There are sixteen missions in total, and THQ does nothing to hide the fact that they are merely training missions. Broken into four categories - Speed Trial, Shooting Range, Survival, and Annihilate - each is a race against the clock, or in Survival's case, an attempt to stay alive as long as possible. With an average target time of two minutes, you complete all the missions in under an hour. You'll receive a bronze, silver, or gold medal depending on your finish time, and could spend an extra hour or so trying to obtain gold in every mission, but the single-player experience pretty much ends there.
So, what do you do in the game? Well, if you're expecting an FPS like in Red Faction I and II, or the third-person open world style from Guerrilla and the upcoming Armageddon, you may be shocked to hear that it's neither. Instead, you'll pilot a handful of vehicles, each with a different speed, armor, and firepower rating. You'll be matched against computer-controlled bots in the single-player mode, and human-led vehicles in multiplayer, looking down at the map from an aerial view. Each map is an arena style, keeping the action focused in one area, which makes for a frantic battle experience, especially since there are few areas to hide, and unhindered you can launch your weapons from one corner of the map to the other. The action itself is actually fun, if not abrupt, as you chase down your targets or try to avoid attack by hiding behind a wall or hill. The environment itself becomes a weapon, with a slew of explosive crates, barrels, and gas tanks scattered around the playing field, making many of the would-be safe spots potential death traps.

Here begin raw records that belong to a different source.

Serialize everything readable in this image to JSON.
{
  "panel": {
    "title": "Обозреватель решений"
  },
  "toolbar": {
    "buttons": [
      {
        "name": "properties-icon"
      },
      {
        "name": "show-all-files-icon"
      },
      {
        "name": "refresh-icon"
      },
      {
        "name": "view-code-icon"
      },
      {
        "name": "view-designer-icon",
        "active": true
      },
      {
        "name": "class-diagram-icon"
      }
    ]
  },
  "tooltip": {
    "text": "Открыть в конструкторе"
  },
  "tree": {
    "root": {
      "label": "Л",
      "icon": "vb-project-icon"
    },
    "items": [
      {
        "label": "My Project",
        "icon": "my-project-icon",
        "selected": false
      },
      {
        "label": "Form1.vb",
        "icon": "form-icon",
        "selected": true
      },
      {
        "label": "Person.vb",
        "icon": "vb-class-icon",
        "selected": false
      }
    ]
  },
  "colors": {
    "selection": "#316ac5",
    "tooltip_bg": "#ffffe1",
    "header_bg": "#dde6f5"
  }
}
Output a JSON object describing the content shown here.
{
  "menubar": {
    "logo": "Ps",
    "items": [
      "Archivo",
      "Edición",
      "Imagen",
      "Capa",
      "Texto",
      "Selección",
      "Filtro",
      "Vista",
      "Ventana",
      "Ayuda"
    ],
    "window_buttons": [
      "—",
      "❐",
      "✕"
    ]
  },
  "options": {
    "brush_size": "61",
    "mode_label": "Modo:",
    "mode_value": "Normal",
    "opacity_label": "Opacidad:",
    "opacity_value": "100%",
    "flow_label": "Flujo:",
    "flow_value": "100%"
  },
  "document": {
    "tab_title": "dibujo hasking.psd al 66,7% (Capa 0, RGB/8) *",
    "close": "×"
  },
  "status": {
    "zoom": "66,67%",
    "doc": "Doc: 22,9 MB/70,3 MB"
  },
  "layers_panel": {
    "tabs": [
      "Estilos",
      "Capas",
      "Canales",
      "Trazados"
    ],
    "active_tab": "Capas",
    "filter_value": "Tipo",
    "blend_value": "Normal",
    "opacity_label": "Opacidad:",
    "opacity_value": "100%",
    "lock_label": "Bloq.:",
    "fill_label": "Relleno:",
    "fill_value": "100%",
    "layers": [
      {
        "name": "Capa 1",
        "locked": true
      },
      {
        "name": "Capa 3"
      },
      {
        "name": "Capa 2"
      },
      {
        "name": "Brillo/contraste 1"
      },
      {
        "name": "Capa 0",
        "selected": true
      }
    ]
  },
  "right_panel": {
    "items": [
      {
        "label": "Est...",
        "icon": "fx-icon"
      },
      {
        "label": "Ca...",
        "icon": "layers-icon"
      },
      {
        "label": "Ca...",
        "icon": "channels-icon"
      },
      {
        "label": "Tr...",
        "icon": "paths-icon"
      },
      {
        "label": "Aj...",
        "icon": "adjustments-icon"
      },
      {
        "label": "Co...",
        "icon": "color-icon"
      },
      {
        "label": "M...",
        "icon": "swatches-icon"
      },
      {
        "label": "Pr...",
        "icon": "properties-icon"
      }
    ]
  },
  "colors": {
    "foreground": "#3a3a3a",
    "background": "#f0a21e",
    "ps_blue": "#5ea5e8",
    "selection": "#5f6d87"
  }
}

The game is easy to pick up for gamers of every skill level, thanks to the simple control scheme. One analog stick provides movement, while the other both aims and fires from the vehicle's turret. Throw in a trigger button to spit out different mines and bombs, and there you have it. There are two things that drag down the fun factor and heighten your inevitable frustration. The first and most egregious is the camera control, or lack thereof. Based on the position of all the vehicles and/or targets in play, the fixed position camera will zoom in and out accordingly, each with its own detriments. Zooming in cuts off sections of the map, and coupled with the speed of the vehicles, it often moves you into a hazard you would have easily avoided. While zoomed out, you'll find it a struggle to pinpoint your enemy's location as well as your own, only to find yourself trying to drive through an impassable barrier. The other issue is with the response delay. Since this takes place on Mars, some could debate that the loose turns and long airtime add to the authenticity of the planet's lower gravitational pull, but in the gaming world, tight controls in a frenzied battleground should trump all.